Pero Arvardan se convirtió en una figura que debía ser tomada en consideración incluso por los arqueólogos más respetables, porque en apenas una década llegó a ser el máximo especialista en las reliquias de las culturas preimperiales que aún quedaban en los remolinos y remansos de la Galaxia.

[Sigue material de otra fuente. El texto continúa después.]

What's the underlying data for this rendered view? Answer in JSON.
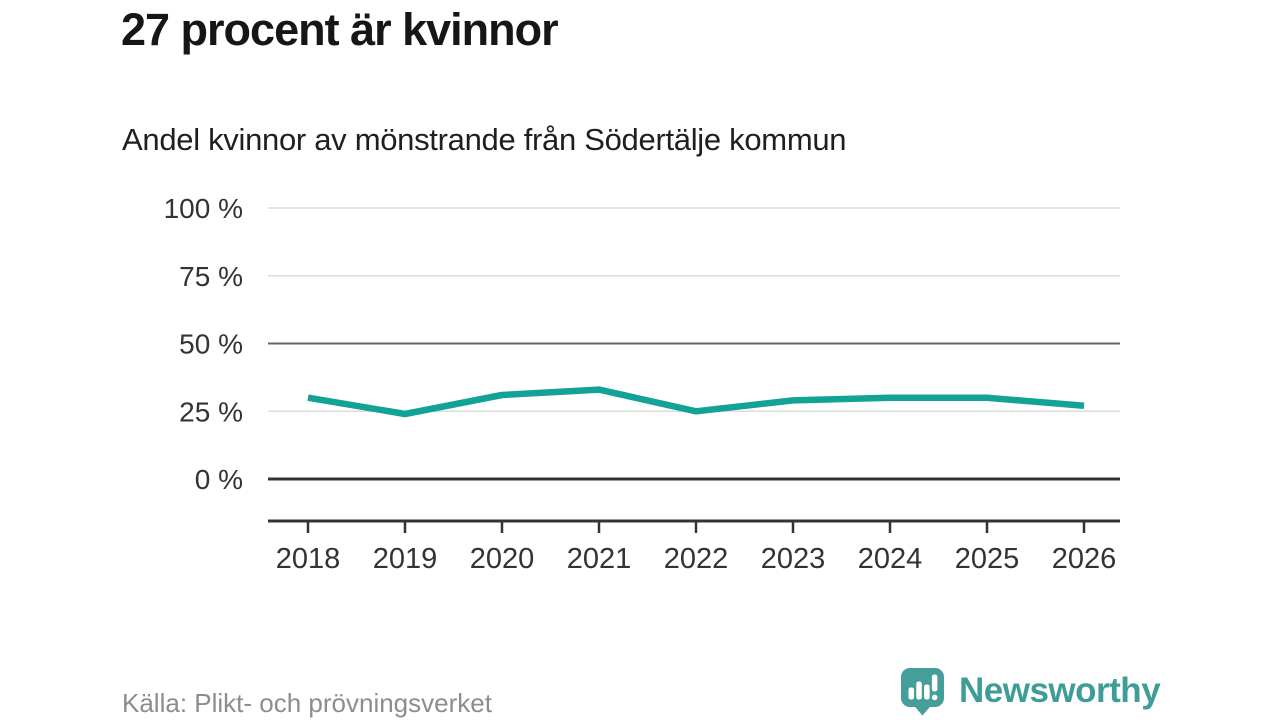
{
  "header": {
    "title": "27 procent är kvinnor",
    "subtitle": "Andel kvinnor av mönstrande från Södertälje kommun"
  },
  "footer": {
    "source": "Källa: Plikt- och prövningsverket",
    "brand_name": "Newsworthy",
    "brand_icon": "speech-bubble-bar-chart-icon"
  },
  "colors": {
    "line": "#12a296",
    "grid_light": "#dcdcdc",
    "grid_mid": "#666666",
    "grid_strong": "#333333",
    "axis": "#333333",
    "tick_text": "#333333",
    "brand": "#3f9d97"
  },
  "chart_data": {
    "type": "line",
    "title": "27 procent är kvinnor",
    "subtitle": "Andel kvinnor av mönstrande från Södertälje kommun",
    "xlabel": "",
    "ylabel": "",
    "categories": [
      "2018",
      "2019",
      "2020",
      "2021",
      "2022",
      "2023",
      "2024",
      "2025",
      "2026"
    ],
    "series": [
      {
        "name": "Andel kvinnor av mönstrande",
        "values": [
          30,
          24,
          31,
          33,
          25,
          29,
          30,
          30,
          27
        ]
      }
    ],
    "ylim": [
      0,
      100
    ],
    "grid": true,
    "legend": false,
    "y_ticks": [
      {
        "value": 100,
        "label": "100 %",
        "style": "light"
      },
      {
        "value": 75,
        "label": "75 %",
        "style": "light"
      },
      {
        "value": 50,
        "label": "50 %",
        "style": "mid"
      },
      {
        "value": 25,
        "label": "25 %",
        "style": "light"
      },
      {
        "value": 0,
        "label": "0 %",
        "style": "strong"
      }
    ]
  }
}
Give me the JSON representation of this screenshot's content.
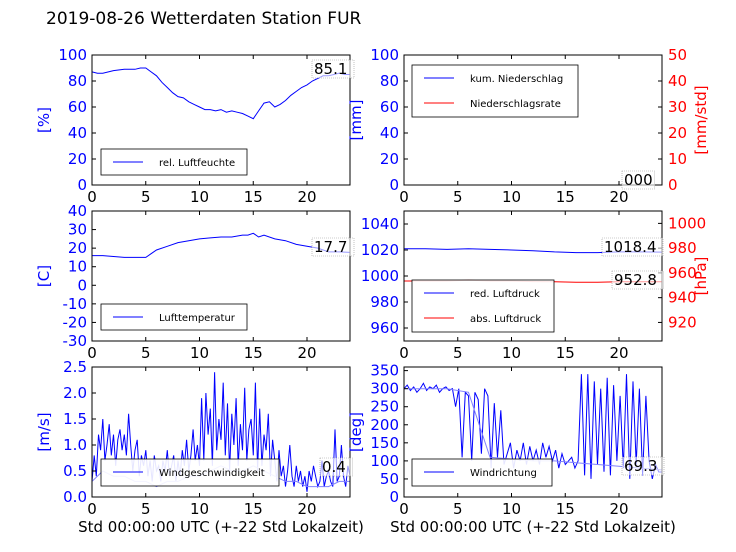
{
  "title": "2019-08-26 Wetterdaten Station FUR\u0004",
  "colors": {
    "primary": "#0000ff",
    "secondary": "#ff0000",
    "light": "#8080ff"
  },
  "xlabel": "Std 00:00:00 UTC (+-22 Std Lokalzeit)",
  "chart_data": [
    {
      "id": "humidity",
      "type": "line",
      "xlim": [
        0,
        24
      ],
      "ylim": [
        0,
        100
      ],
      "xticks": [
        0,
        5,
        10,
        15,
        20
      ],
      "yticks": [
        0,
        20,
        40,
        60,
        80,
        100
      ],
      "ylabel": "[%]",
      "xlabel": "",
      "current_value_label": "85.1",
      "legend": {
        "placement": "lower-left"
      },
      "series": [
        {
          "name": "rel. Luftfeuchte",
          "color": "#0000ff",
          "x": [
            0,
            0.5,
            1,
            2,
            3,
            4,
            4.5,
            5,
            5.5,
            6,
            6.5,
            7,
            7.5,
            8,
            8.5,
            9,
            9.5,
            10,
            10.5,
            11,
            11.5,
            12,
            12.5,
            13,
            13.5,
            14,
            14.5,
            15,
            15.5,
            16,
            16.5,
            17,
            17.5,
            18,
            18.5,
            19,
            19.5,
            20,
            20.5,
            21,
            21.5,
            22,
            22.5,
            23,
            23.5,
            24
          ],
          "y": [
            87,
            86,
            86,
            88,
            89,
            89,
            90,
            90,
            87,
            84,
            79,
            75,
            71,
            68,
            67,
            64,
            62,
            60,
            58,
            58,
            57,
            58,
            56,
            57,
            56,
            55,
            53,
            51,
            57,
            63,
            64,
            60,
            62,
            65,
            69,
            72,
            75,
            77,
            80,
            82,
            84,
            84,
            85,
            86,
            85,
            85
          ]
        }
      ]
    },
    {
      "id": "precip",
      "type": "line",
      "xlim": [
        0,
        24
      ],
      "ylim": [
        0,
        100
      ],
      "y2lim": [
        0,
        50
      ],
      "xticks": [
        0,
        5,
        10,
        15,
        20
      ],
      "yticks": [
        0,
        20,
        40,
        60,
        80,
        100
      ],
      "y2ticks": [
        0,
        10,
        20,
        30,
        40,
        50
      ],
      "ylabel": "[mm]",
      "y2label": "[mm/std]",
      "current_value_label": "000",
      "legend": {
        "placement": "top-left"
      },
      "series": [
        {
          "name": "kum. Niederschlag",
          "color": "#0000ff",
          "axis": "left",
          "x": [
            0,
            24
          ],
          "y": [
            0,
            0
          ]
        },
        {
          "name": "Niederschlagsrate",
          "color": "#ff0000",
          "axis": "right",
          "x": [
            0,
            24
          ],
          "y": [
            0,
            0
          ]
        }
      ]
    },
    {
      "id": "temperature",
      "type": "line",
      "xlim": [
        0,
        24
      ],
      "ylim": [
        -30,
        40
      ],
      "xticks": [
        0,
        5,
        10,
        15,
        20
      ],
      "yticks": [
        -30,
        -20,
        -10,
        0,
        10,
        20,
        30,
        40
      ],
      "ylabel": "[C]",
      "current_value_label": "17.7",
      "legend": {
        "placement": "lower-left"
      },
      "series": [
        {
          "name": "Lufttemperatur",
          "color": "#0000ff",
          "x": [
            0,
            1,
            2,
            3,
            4,
            5,
            5.5,
            6,
            7,
            8,
            9,
            10,
            11,
            12,
            13,
            14,
            14.5,
            15,
            15.5,
            16,
            17,
            18,
            19,
            20,
            21,
            22,
            23,
            24
          ],
          "y": [
            16,
            16,
            15.5,
            15,
            15,
            15,
            17,
            19,
            21,
            23,
            24,
            25,
            25.5,
            26,
            26,
            27,
            27,
            28,
            26,
            27,
            25,
            24,
            22,
            21,
            20,
            18,
            18,
            17.7
          ]
        }
      ]
    },
    {
      "id": "pressure",
      "type": "line",
      "xlim": [
        0,
        24
      ],
      "ylim": [
        950,
        1050
      ],
      "y2lim": [
        905,
        1010
      ],
      "xticks": [
        0,
        5,
        10,
        15,
        20
      ],
      "yticks": [
        960,
        980,
        1000,
        1020,
        1040
      ],
      "y2ticks": [
        920,
        940,
        960,
        980,
        1000
      ],
      "ylabel": "",
      "y2label": "[hPa]",
      "current_value_label": "1018.4",
      "current_value_label2": "952.8",
      "legend": {
        "placement": "lower-left"
      },
      "series": [
        {
          "name": "red. Luftdruck",
          "color": "#0000ff",
          "axis": "left",
          "x": [
            0,
            2,
            4,
            6,
            8,
            10,
            12,
            14,
            16,
            18,
            20,
            22,
            24
          ],
          "y": [
            1021,
            1021,
            1020.5,
            1021,
            1020.5,
            1020,
            1019.5,
            1018.5,
            1018,
            1018,
            1018.5,
            1018.5,
            1018.4
          ]
        },
        {
          "name": "abs. Luftdruck",
          "color": "#ff0000",
          "axis": "right",
          "x": [
            0,
            2,
            4,
            6,
            8,
            10,
            12,
            14,
            16,
            18,
            20,
            22,
            24
          ],
          "y": [
            953.5,
            953.5,
            953.5,
            954,
            953.5,
            953.5,
            953,
            952.8,
            952.5,
            952.5,
            952.8,
            952.8,
            952.8
          ]
        }
      ]
    },
    {
      "id": "wind_speed",
      "type": "line",
      "xlim": [
        0,
        24
      ],
      "ylim": [
        0,
        2.5
      ],
      "xticks": [
        0,
        5,
        10,
        15,
        20
      ],
      "yticks": [
        0.0,
        0.5,
        1.0,
        1.5,
        2.0,
        2.5
      ],
      "ylabel": "[m/s]",
      "current_value_label": "0.4",
      "legend": {
        "placement": "lower-left"
      },
      "series": [
        {
          "name": "Windgeschwindigkeit",
          "color": "#0000ff",
          "x": [
            0,
            0.2,
            0.4,
            0.6,
            0.8,
            1,
            1.2,
            1.4,
            1.6,
            1.8,
            2,
            2.2,
            2.4,
            2.6,
            2.8,
            3,
            3.2,
            3.4,
            3.6,
            3.8,
            4,
            4.2,
            4.4,
            4.6,
            4.8,
            5,
            5.2,
            5.4,
            5.6,
            5.8,
            6,
            6.2,
            6.4,
            6.6,
            6.8,
            7,
            7.2,
            7.4,
            7.6,
            7.8,
            8,
            8.2,
            8.4,
            8.6,
            8.8,
            9,
            9.2,
            9.4,
            9.6,
            9.8,
            10,
            10.2,
            10.4,
            10.6,
            10.8,
            11,
            11.2,
            11.4,
            11.6,
            11.8,
            12,
            12.2,
            12.4,
            12.6,
            12.8,
            13,
            13.2,
            13.4,
            13.6,
            13.8,
            14,
            14.2,
            14.4,
            14.6,
            14.8,
            15,
            15.2,
            15.4,
            15.6,
            15.8,
            16,
            16.2,
            16.4,
            16.6,
            16.8,
            17,
            17.2,
            17.4,
            17.6,
            17.8,
            18,
            18.2,
            18.4,
            18.6,
            18.8,
            19,
            19.2,
            19.4,
            19.6,
            19.8,
            20,
            20.2,
            20.4,
            20.6,
            20.8,
            21,
            21.2,
            21.4,
            21.6,
            21.8,
            22,
            22.2,
            22.4,
            22.6,
            22.8,
            23,
            23.2,
            23.4,
            23.6,
            23.8,
            24
          ],
          "y": [
            0.3,
            0.8,
            0.4,
            1.2,
            0.9,
            1.5,
            0.7,
            1.0,
            1.4,
            0.8,
            1.2,
            0.6,
            1.1,
            1.3,
            0.9,
            1.2,
            0.8,
            1.6,
            1.0,
            0.5,
            0.9,
            1.1,
            0.4,
            0.8,
            0.6,
            0.9,
            0.4,
            0.7,
            0.3,
            0.8,
            0.5,
            0.6,
            0.3,
            0.7,
            0.5,
            0.9,
            0.4,
            0.6,
            0.8,
            0.3,
            0.7,
            0.4,
            0.9,
            0.6,
            1.1,
            0.5,
            0.8,
            1.3,
            0.7,
            1.0,
            0.6,
            1.9,
            0.7,
            2.0,
            1.2,
            1.7,
            0.6,
            2.4,
            0.9,
            1.5,
            1.1,
            2.2,
            0.8,
            1.8,
            0.5,
            1.6,
            1.0,
            1.9,
            0.6,
            1.4,
            0.9,
            2.1,
            0.7,
            1.3,
            1.5,
            0.8,
            2.2,
            0.5,
            1.7,
            0.6,
            1.2,
            0.9,
            1.6,
            0.4,
            1.1,
            0.7,
            0.3,
            0.9,
            0.4,
            0.6,
            0.2,
            0.5,
            1.0,
            0.4,
            0.2,
            0.6,
            0.3,
            0.5,
            0.2,
            0.4,
            0.1,
            0.5,
            0.3,
            0.6,
            0.4,
            0.2,
            0.3,
            0.7,
            0.2,
            0.4,
            0.5,
            0.3,
            0.2,
            1.3,
            0.3,
            0.4,
            1.0,
            0.4,
            0.2,
            0.6,
            0.4
          ]
        },
        {
          "name": "",
          "color": "#8080ff",
          "x": [
            0,
            1,
            2,
            3,
            4,
            5,
            6,
            7,
            8,
            9,
            10,
            11,
            12,
            13,
            14,
            15,
            16,
            17,
            18,
            19,
            20,
            21,
            22,
            23,
            24
          ],
          "y": [
            0.3,
            0.5,
            0.4,
            0.4,
            0.3,
            0.3,
            0.2,
            0.3,
            0.3,
            0.4,
            0.4,
            0.5,
            0.6,
            0.5,
            0.5,
            0.6,
            0.5,
            0.4,
            0.3,
            0.3,
            0.2,
            0.2,
            0.2,
            0.3,
            0.3
          ]
        }
      ]
    },
    {
      "id": "wind_dir",
      "type": "line",
      "xlim": [
        0,
        24
      ],
      "ylim": [
        0,
        360
      ],
      "xticks": [
        0,
        5,
        10,
        15,
        20
      ],
      "yticks": [
        0,
        50,
        100,
        150,
        200,
        250,
        300,
        350
      ],
      "ylabel": "[deg]",
      "current_value_label": "69.3",
      "legend": {
        "placement": "lower-left"
      },
      "series": [
        {
          "name": "Windrichtung",
          "color": "#0000ff",
          "x": [
            0,
            0.3,
            0.6,
            0.9,
            1.2,
            1.5,
            1.8,
            2.1,
            2.4,
            2.7,
            3,
            3.3,
            3.6,
            3.9,
            4.2,
            4.5,
            4.8,
            5.1,
            5.4,
            5.7,
            6,
            6.3,
            6.6,
            6.9,
            7.2,
            7.5,
            7.8,
            8.1,
            8.4,
            8.7,
            9,
            9.3,
            9.6,
            9.9,
            10.2,
            10.5,
            10.8,
            11.1,
            11.4,
            11.7,
            12,
            12.3,
            12.6,
            12.9,
            13.2,
            13.5,
            13.8,
            14.1,
            14.4,
            14.7,
            15,
            15.3,
            15.6,
            15.9,
            16.2,
            16.5,
            16.8,
            17.1,
            17.4,
            17.7,
            18,
            18.3,
            18.6,
            18.9,
            19.2,
            19.5,
            19.8,
            20.1,
            20.4,
            20.7,
            21,
            21.3,
            21.6,
            21.9,
            22.2,
            22.5,
            22.8,
            23.1,
            23.4,
            23.7,
            24
          ],
          "y": [
            300,
            310,
            295,
            305,
            290,
            300,
            315,
            295,
            305,
            300,
            310,
            290,
            300,
            305,
            295,
            300,
            250,
            300,
            110,
            290,
            280,
            100,
            290,
            270,
            120,
            300,
            280,
            80,
            260,
            110,
            240,
            90,
            120,
            150,
            80,
            130,
            100,
            150,
            90,
            140,
            100,
            130,
            90,
            150,
            110,
            140,
            100,
            130,
            80,
            120,
            90,
            100,
            110,
            80,
            100,
            340,
            60,
            340,
            50,
            320,
            90,
            300,
            70,
            330,
            60,
            310,
            100,
            280,
            80,
            340,
            50,
            320,
            90,
            300,
            60,
            280,
            100,
            50,
            90,
            69.3,
            69.3
          ]
        },
        {
          "name": "",
          "color": "#8080ff",
          "x": [
            0,
            2,
            4,
            6,
            8,
            10,
            12,
            14,
            16,
            18,
            20,
            22,
            24
          ],
          "y": [
            300,
            300,
            300,
            290,
            110,
            105,
            100,
            100,
            95,
            90,
            85,
            80,
            75
          ]
        }
      ]
    }
  ]
}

Por ejemplo, había escrito una monografía sobre la civilización mecanística del Sector de Rigel, donde el desarrollo de los robots había creado una cultura independiente que perduró durante siglos. La misma perfección de aquellos esclavos mecánicos fue reduciendo la capacidad de iniciativa humana hasta tal punto que las poderosas flotas de Moray, Señor de la Guerra, apenas tuvieron dificultad para asumir el control de todo el Sector de Riges. La arqueología ortodoxa insistía en la evolución independiente de los tipos humanos en distintos planetas, y utilizaba los casos de culturas atípicas como la de Rigel en calidad de ejemplos de diferencias raciales que todavía no habían sido eliminadas por los continuos cruces. Arvardan destruyó de una vez para siempre aquellas conceptos demostrando que la cultura de los robots rigelianos no era más que una consecuencia natural de las fuerzas económicas sociales presentes en aquel Sector durante esa época.